I formulated GLOW PM to help with perimenopause and menopause sleep disruption and support healthy hair growth. GLOW PM contains a blend of melatonin, GABA, 5-HTP and gentle calming herbs to help melt away stress, calm the body and mind, and allow for restful sleep, night after night. And as a result, that bed-head will be fuller and thicker!
What Are Some Tips For Dealing With Hair Loss In Women
There are some things you can do on your own. You might check with your stylist or try some of these:
- Coloring your hair adds volume to the strands, making your hair seem fuller.
- Massaging your head, like when you are washing your hair, can stimulate blood flow to the scalp and hair follicles.
- Getting your hair cut shorter, and having layers added, can make your hair seem fuller.
- Using the right kind of shampoo can also help. Look for a shampoo that adds volume without using sulfate detergents.
- Using the right kind of product at the right time can also help. There are products that add volume that you add while your hair is still wet.

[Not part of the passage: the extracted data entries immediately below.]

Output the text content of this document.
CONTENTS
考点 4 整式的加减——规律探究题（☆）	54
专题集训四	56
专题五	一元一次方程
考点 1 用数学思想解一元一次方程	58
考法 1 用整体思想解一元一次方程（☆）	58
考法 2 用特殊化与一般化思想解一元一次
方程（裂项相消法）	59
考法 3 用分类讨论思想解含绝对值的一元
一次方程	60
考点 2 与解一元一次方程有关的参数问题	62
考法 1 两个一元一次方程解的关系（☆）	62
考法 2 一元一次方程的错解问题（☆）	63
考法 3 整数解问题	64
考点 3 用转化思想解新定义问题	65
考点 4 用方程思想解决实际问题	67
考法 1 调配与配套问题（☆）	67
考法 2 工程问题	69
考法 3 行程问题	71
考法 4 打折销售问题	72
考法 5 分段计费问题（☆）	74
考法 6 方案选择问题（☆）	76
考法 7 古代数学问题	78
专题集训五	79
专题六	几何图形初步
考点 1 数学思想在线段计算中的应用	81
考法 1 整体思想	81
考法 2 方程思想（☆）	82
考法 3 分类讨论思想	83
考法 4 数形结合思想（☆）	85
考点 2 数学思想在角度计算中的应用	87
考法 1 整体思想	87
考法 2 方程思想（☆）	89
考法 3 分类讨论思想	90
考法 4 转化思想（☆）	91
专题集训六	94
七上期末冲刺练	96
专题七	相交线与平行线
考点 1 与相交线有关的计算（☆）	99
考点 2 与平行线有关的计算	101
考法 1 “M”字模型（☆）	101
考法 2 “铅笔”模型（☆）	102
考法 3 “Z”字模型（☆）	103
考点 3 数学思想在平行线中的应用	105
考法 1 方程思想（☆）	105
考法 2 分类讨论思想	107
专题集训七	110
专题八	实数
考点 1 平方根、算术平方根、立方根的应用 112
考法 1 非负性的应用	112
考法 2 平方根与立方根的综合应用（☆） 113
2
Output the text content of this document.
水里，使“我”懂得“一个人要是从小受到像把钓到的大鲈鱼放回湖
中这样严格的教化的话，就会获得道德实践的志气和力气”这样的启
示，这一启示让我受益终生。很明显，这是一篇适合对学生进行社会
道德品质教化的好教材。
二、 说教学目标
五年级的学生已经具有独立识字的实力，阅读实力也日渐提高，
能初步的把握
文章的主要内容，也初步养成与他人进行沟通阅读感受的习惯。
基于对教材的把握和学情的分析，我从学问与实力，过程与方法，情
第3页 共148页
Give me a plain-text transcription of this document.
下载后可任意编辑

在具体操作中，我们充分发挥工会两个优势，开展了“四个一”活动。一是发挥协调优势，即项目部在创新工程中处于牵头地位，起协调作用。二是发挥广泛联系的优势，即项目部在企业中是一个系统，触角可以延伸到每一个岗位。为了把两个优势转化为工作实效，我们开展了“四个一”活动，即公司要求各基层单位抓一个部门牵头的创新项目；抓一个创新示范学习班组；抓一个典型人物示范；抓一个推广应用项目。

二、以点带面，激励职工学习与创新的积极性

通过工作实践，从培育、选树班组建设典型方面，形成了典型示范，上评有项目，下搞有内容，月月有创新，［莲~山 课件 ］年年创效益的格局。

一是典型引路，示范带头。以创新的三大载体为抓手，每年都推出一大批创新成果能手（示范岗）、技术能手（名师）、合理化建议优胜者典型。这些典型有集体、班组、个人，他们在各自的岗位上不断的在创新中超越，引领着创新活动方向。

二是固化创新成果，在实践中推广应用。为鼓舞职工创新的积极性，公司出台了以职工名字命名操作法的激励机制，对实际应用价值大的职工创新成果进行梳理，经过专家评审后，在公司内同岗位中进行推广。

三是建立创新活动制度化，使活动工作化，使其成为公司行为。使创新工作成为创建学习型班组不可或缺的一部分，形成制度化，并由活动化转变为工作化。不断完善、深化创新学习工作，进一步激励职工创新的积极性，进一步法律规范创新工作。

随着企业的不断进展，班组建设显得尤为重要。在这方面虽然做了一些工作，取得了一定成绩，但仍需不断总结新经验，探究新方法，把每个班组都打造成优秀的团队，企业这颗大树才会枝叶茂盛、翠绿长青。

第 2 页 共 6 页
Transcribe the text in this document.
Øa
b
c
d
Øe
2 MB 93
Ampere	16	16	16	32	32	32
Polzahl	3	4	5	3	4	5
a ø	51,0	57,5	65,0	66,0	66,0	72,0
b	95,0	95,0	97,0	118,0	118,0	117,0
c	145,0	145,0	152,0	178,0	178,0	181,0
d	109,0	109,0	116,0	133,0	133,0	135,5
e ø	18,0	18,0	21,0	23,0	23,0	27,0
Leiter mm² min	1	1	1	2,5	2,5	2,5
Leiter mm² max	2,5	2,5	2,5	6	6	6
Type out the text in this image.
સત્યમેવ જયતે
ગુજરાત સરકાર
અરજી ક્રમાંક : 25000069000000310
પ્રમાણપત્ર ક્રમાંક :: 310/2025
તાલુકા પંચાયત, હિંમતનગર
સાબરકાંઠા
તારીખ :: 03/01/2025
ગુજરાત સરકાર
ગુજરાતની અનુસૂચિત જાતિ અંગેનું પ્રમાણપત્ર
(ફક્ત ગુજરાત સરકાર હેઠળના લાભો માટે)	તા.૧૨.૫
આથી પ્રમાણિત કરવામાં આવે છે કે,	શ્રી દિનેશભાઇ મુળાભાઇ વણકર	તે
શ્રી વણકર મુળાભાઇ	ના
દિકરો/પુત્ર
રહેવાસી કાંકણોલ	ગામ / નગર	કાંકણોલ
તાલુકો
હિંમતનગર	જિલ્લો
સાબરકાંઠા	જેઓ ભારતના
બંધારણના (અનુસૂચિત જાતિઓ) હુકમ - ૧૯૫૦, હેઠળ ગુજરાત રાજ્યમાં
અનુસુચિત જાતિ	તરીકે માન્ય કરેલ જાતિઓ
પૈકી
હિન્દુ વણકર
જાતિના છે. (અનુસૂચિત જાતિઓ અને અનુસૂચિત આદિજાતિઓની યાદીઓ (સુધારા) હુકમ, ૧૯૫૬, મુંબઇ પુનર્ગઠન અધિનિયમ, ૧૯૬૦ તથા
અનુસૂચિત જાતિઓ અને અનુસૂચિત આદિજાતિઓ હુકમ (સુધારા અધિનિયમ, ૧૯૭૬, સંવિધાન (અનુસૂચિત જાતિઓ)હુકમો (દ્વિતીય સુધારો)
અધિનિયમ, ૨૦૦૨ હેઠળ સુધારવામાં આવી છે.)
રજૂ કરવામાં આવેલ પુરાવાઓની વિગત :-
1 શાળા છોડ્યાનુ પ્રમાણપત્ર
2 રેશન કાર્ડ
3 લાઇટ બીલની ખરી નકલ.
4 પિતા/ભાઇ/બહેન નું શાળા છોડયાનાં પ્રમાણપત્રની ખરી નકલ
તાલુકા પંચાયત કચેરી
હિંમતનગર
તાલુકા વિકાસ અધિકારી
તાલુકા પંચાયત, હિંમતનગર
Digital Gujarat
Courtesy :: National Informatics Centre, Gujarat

However, using too much product can add weight.
Don’t Miss: Nugenix Estro Regulator Reviews
Understanding How Hair Grows
Your hair follicles contain cells of protein at the bottom. These cells make up the root of your hair from which the hair grows. The root needs nourishment to keep your hair growing, which is delivered by the blood vessels in your scalp.
Your hair goes through cycles of growth and shedding made up of three phases:
- The anagen phase, the phase of active hair growth that lasts for two to six years
- The catagen phase, a transitional phase that lasts two to three weeks in which the root begins to shrink away from the scalp
- The telogen phase, or resting phase, which lasts for about 100 days and includes the shedding of between 25-100 hairs each day
Different hair follicles are in different stages at any given time, with the largest percentage of hair in the anagen phase.
How Common Is It
Female hair loss is a common condition, especially in the years surrounding menopause. According to the Cleveland Clinic, it is estimated that over 50% of women experience hair loss. Age, diet, ethnicity, and genetic factors all influence your chances of experiencing hair loss throughout your life, including during and after menopause.